Djokovic nutzte seine Vorstellungskraft, um sich gegen den mentalen Ansturm zu wappnen, indem er die widrige Realität zu seinen Gunsten verbog und sich so gegen seinen Gegner durchsetzte.

Zusammenfassend …

Es mangelt nicht an klugen Ratschlägen von Produktivitätsgurus über die Hacks und Veränderungen, die wir brauchen, um unsere Leistung zu verbessern. Auf jeden Fall sollten wir die Ratschläge befolgen, wenn sie offensichtliche Vorteile bieten.

Aber manchmal stößt ein System oder ein Verhaltensmuster einfach an die Grenzen seiner Effektivität, und eine weitere Runde von Work-Hack-Gimmicks wird kein zusätzliches Gramm an Produktivität herausquetschen.
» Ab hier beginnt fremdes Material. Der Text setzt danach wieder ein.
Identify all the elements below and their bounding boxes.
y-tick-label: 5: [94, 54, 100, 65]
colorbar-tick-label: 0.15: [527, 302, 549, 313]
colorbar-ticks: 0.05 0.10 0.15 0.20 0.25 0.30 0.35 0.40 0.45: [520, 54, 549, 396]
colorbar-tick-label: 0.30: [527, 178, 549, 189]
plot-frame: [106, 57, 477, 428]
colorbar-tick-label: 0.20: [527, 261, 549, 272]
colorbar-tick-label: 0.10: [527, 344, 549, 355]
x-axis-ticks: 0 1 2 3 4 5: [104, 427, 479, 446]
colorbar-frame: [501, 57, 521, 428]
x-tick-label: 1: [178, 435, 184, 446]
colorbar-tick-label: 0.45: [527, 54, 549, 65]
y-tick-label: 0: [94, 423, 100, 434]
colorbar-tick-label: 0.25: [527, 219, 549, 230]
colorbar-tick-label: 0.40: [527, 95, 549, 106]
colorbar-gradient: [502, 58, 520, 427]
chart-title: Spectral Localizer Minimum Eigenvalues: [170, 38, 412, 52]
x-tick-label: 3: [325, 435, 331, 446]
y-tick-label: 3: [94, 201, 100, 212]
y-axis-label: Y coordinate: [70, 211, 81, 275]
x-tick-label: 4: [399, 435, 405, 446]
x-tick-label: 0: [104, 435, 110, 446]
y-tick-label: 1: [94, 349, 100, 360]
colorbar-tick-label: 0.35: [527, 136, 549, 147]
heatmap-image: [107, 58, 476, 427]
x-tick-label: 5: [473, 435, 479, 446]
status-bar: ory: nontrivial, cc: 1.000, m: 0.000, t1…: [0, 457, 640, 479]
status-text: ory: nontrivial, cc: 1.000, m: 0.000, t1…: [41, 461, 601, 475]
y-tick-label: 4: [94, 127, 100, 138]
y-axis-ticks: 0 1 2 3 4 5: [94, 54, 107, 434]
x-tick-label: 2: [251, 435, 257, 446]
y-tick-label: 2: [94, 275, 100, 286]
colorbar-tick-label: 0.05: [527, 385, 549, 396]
Vielleicht ist es an der Zeit, unsere veralteten Werkzeuge der Vorschriften und Regeln abzulegen, eine mentale Flucht aus der lähmenden Orthodoxie des Augenblicks anzutreten und uns durch Quantensprünge im Denken zu befreien.

Gedanken sind greifbare Dinge. Einstein benutzte seine Vorstellungskraft, um das Universum auf seiner fundamentalsten Realitätsebene zu entschlüsseln. Wir alle müssen es ihm gleichtun, indem wir versuchen, dem Sand der Zeit unseren Stempel aufzudrücken, indem wir seinem Beispiel folgen.

Schreibe einen Kommentar

Deine E-Mail-Adresse wird nicht veröffentlicht.